A note on the metrics

The lexical analysis tab displays two lexical metrics; the Hypergeometric Density Distribution (HDD), and Type Token Ratios, both of which are calculated by the koRpus package in R.

Interpretation of metrics

It should be noted that Type Token Ratios are unreliable for short corpora, and are influenced by the overall length of the corpus. By contrast, HDD is much more reliable because it takes length into account.
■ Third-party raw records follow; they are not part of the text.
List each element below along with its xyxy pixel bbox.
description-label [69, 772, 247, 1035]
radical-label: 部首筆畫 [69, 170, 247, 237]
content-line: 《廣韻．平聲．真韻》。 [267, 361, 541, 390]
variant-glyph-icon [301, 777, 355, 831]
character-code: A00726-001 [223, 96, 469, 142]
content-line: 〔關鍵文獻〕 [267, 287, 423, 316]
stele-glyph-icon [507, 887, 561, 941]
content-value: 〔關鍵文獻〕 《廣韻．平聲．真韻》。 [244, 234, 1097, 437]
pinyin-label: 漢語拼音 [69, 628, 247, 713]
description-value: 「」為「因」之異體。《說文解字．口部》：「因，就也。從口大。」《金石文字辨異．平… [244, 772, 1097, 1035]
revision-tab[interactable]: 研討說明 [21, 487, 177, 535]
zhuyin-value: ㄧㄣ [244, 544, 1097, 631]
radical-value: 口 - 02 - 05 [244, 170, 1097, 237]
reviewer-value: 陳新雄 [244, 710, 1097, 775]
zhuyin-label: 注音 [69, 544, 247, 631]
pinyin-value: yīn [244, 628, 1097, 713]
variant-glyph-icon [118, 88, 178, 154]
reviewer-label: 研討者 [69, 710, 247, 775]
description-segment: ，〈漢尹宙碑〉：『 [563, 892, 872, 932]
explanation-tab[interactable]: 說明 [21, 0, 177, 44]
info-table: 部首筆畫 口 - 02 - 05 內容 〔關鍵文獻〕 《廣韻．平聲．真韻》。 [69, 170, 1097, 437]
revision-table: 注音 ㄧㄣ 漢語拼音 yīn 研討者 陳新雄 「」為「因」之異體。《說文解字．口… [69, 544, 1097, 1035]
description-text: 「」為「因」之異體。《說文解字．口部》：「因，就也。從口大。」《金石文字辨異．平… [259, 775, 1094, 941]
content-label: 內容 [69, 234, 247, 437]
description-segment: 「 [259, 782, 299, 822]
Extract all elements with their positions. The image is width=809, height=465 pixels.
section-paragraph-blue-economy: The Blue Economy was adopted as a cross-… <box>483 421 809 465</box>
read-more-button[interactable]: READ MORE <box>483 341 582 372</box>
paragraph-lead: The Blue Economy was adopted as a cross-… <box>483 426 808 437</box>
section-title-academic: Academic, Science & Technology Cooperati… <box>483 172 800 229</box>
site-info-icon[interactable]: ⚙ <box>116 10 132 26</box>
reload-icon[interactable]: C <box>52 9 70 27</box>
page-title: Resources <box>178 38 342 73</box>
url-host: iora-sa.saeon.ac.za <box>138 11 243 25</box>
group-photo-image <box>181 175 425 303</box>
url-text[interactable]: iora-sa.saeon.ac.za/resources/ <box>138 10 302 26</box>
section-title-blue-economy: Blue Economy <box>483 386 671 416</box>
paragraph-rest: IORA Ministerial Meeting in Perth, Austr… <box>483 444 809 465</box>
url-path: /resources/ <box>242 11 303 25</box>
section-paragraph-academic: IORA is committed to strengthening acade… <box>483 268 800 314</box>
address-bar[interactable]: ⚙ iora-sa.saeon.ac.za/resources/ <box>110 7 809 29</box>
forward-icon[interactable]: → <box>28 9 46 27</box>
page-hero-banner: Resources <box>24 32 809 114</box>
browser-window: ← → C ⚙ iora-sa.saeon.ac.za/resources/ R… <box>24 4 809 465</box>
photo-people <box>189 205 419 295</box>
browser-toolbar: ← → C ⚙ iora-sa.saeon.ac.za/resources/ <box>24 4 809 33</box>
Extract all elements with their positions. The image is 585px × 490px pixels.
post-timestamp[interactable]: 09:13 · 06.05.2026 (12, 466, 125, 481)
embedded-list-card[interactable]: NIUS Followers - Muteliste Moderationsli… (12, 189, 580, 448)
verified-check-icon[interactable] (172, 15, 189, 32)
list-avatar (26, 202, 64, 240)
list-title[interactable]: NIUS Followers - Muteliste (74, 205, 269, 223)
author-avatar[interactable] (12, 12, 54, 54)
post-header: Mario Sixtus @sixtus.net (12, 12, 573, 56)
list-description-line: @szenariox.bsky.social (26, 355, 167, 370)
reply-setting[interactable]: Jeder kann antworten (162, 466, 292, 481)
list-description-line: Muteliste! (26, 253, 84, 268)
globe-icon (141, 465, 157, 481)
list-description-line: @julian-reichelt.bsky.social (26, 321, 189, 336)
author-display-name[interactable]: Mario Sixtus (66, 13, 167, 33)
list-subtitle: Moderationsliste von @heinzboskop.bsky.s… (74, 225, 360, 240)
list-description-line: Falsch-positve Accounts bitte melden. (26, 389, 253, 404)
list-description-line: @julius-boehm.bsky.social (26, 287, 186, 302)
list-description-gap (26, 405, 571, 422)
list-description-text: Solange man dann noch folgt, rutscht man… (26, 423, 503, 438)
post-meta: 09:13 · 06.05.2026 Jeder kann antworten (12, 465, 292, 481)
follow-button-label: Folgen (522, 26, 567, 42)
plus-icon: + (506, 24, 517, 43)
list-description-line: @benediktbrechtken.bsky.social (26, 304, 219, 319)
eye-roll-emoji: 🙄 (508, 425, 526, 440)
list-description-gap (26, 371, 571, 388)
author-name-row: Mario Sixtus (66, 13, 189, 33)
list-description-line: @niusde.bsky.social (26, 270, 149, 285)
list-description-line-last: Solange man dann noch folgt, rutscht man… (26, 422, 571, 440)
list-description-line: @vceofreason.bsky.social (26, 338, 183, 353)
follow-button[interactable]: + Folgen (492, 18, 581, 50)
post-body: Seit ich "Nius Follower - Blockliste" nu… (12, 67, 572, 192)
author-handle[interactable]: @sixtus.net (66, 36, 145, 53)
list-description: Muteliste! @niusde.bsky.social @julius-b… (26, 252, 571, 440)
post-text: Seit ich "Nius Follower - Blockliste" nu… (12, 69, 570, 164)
In the koRpus manual, HDD is described as an analogue of VocD which is a widely used metric supported by the CLAN language analysis system. This metric, just like HDD automatically accounts for the length of the language sample. However, I have noted that HDDs for child language data differ quite a lot from what one would expect based on published norms for VocD (Durán, P., Malvern, D., Richards, B., & Chipere, N. (2004). Developmental Trends in Lexical Diversity. Applied Linguistics, 25(2), 220–242. https://doi.org/10.1093/applin/25.2.220). I am not sure what is happening here. There is some quite complex maths being used in the calculation of these metrics! (If someone has insights, do let me know)

Nonetheless, the HDD norms provided by MiMo Norms demonstrate a consistent developmental progression. Because of this, I would cautiously suggest that HDD norms could be used in conjunction with MiMo Norms.